# Wanting to Become a Freemason



## Win9577 (Sep 13, 2019)

Hello all, I am new to this forum but my interest in Freemasonry has been around for half of my life. I am relatively young, aged 23, and I meet all the requirements of an aspiring Freemason, aside from one. I do not know anyone who is currently in the fraternity, not one or two people, who could recommend me. Does anyone have any suggestions for this? Thank you!


----------



## Winter (Sep 13, 2019)

That's actually the easy part. Contact your local Lodge and ask to meet with someone to inquire about joining.  You will be introduced to one or more and likely invited to social events and when they are comfortable with you will sign your petition. Different jurisdictions have varying requirements for any length of time required to know a petitioner before signing.  Good luck!

Transmitted via R5 astromech using Tapatalk Galactic


----------



## Win9577 (Sep 13, 2019)

Winter said:


> That's actually the easy part. Contact your local Lodge and ask to meet with someone to inquire about joining.  You will be introduced to one or more and likely invited to social events and when they are comfortable with you will sign your petition. Different jurisdictions have varying requirements for any length of time required to know a petitioner before signing.  Good luck!
> 
> Transmitted via R5 astromech using Tapatalk Galactic



Thanks so much for your help! I’ll contact the lodge and see if I can meet with some members in person.


----------



## Bloke (Sep 15, 2019)

Win9577 said:


> .... I meet all the requirements of an aspiring Freemason, aside from one..

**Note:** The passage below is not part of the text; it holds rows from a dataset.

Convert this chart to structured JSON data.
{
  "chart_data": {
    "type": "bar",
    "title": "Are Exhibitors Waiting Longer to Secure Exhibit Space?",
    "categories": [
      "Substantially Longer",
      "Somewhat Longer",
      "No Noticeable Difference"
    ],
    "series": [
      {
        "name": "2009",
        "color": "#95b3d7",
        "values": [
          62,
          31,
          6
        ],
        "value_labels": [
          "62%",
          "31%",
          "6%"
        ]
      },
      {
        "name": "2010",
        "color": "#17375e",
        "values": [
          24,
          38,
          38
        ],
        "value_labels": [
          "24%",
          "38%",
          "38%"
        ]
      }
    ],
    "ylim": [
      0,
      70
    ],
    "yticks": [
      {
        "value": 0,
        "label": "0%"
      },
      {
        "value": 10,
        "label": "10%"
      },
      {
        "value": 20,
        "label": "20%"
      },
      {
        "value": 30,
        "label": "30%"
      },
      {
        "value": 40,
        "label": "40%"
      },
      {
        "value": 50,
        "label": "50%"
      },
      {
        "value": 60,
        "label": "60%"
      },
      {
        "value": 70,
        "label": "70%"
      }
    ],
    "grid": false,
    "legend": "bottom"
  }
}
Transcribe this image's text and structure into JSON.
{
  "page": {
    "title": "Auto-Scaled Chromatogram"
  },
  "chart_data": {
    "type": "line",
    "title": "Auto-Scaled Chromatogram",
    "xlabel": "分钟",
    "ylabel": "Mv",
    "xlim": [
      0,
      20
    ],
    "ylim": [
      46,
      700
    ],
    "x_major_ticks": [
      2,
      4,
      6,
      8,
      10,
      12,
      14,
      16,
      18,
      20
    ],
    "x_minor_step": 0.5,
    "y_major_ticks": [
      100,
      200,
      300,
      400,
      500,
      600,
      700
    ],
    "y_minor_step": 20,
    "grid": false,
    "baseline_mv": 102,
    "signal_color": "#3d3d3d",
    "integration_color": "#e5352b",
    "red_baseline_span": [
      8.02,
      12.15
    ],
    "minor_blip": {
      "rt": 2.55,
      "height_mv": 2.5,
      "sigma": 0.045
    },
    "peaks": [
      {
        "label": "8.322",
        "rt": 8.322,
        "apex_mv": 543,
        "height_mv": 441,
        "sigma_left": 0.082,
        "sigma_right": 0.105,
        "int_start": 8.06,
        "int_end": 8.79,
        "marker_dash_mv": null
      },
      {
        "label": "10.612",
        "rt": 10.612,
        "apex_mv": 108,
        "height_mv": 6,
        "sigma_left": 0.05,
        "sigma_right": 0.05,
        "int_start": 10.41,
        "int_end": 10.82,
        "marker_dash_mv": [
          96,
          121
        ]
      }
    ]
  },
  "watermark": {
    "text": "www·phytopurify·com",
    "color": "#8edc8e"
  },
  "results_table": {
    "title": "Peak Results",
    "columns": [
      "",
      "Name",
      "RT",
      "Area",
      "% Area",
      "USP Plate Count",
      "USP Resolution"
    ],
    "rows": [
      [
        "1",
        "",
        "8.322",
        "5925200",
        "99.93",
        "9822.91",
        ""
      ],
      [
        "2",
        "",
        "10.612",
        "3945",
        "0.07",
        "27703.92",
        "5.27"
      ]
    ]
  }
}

Which requirement do  you think you do not meet ?


----------



## Keith C (Sep 16, 2019)

Bloke said:


> Which requirement do  you think you do not meet ?



My interpretation of his wording is that the requirement he assumed he was missing was that of knowing a Mason.


----------



## jermy Bell (Sep 16, 2019)

I'm lucky there isn't a height requirement.


----------



## Bloke (Sep 19, 2019)

Keith C said:


> My interpretation of his wording is that the requirement he assumed he was missing was that of knowing a Mason.


You know what they say about assumptions Brother


----------



## Winter (Sep 20, 2019)

Bloke said:


> You know what they say about assumptions Brother



When you assume you make an ass out of Uma Thurman?


----------



## Brother JC (Sep 20, 2019)

Bloke said:


> You know what they say about assumptions Brother



You make an ass of of you and umption! (Said to Geena Davis.)


----------



## Warrior1256 (Sep 23, 2019)

Bloke said:


> You know what they say about assumptions Brother





Winter said:


> When you assume you make an ass out of Uma Thurman?





Brother JC said:


> You make an ass of of you and umption! (Said to Geena Davis.)


Lol!


----------